I almost see where I might feel like I am a fat person "passing for thin." after I lose weight. Anyone here feel that way? You may be thin, but don't feel like a "real" thin person? Whatever that is! The times I have lost weight in the past, I thought "I have it now, I can stay this way at last...I have found the trick" Then I would lose the trick and gain back the weight.
So many overweight people have lost weight for a while, but the elusive 4% that keep it off with diet and exercise… or the few that lose weight taking thyroid meds or something like that… its really such a small amount of us that have been able to lose it and keep it off … until surgery. Surgery is the only time most of us have had to really sit in the thin body for a while. Do you ever feel like you are thin? or is there a little voice whispering " this wont' last" "the inside doesn't match the outside" or something like that. I am obese now. I have not gotten surgery yet. I will talk about that sooner or later I'm sure. But I cant really say I feel like I'm a fat person.

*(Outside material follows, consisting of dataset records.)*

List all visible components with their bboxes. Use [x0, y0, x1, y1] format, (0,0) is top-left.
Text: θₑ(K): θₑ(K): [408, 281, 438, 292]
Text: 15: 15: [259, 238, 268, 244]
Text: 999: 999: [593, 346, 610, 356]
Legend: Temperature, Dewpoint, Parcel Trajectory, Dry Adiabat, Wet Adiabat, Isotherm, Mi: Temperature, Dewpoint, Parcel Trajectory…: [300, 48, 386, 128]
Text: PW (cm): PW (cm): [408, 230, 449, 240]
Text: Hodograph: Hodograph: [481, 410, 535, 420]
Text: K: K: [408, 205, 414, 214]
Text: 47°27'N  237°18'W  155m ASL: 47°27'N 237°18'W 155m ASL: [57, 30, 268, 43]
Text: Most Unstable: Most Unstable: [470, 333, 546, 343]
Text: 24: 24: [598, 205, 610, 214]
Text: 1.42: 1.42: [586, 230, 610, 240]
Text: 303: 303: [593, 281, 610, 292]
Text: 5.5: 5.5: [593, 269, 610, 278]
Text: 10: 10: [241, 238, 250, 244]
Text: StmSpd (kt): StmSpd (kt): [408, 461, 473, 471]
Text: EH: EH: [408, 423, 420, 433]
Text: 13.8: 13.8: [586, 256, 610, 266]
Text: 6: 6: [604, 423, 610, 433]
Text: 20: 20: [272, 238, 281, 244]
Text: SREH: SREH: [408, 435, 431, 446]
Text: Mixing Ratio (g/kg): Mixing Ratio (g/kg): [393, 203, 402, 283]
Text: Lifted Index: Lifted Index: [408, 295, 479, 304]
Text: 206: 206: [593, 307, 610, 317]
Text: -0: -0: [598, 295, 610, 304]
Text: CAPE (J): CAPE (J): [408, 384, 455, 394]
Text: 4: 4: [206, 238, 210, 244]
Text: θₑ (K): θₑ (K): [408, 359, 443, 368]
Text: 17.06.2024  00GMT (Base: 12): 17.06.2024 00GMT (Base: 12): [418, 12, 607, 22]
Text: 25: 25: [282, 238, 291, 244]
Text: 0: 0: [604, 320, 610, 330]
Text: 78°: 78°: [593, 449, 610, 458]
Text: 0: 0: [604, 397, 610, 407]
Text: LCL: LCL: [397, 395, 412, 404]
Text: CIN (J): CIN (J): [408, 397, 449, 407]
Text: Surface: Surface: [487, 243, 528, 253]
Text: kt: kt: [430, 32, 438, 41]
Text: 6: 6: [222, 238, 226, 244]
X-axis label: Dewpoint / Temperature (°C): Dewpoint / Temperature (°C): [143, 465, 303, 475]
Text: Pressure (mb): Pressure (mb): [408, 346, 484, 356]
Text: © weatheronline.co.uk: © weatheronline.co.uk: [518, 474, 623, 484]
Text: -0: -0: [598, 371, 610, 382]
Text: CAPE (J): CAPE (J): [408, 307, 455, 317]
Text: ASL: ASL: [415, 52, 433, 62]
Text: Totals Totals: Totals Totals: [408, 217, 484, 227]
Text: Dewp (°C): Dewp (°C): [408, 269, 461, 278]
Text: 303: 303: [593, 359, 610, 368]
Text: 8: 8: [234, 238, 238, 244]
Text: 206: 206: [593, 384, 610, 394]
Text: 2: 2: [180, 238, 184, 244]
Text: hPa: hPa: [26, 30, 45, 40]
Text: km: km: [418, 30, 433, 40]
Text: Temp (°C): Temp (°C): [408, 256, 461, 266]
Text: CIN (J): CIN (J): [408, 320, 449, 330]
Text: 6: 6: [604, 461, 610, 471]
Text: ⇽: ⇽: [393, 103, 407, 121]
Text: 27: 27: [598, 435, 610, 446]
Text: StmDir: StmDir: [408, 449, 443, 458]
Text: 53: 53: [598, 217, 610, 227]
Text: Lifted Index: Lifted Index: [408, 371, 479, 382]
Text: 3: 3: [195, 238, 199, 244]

I just feel like ME… and ME isn't quite as fat as I think I look like in the mirror. I look in the mirror sideways and cant 'believe that its me blobing out that way. I look at photos of me from the 70's when I weighed 145lbs and thought I was fat. Boy oh boy. I had NO ass and I thought I was fat. How can I expect to see my self as I really am with that kind of distortion!
I'm sure there is some sort of "lead water pipe" going on at this time in history... like when the Roman elite used lead pipes to carry drinking water to their homes, and went crazy from lead poisoning.
What is the lead pipe that leads to obesity?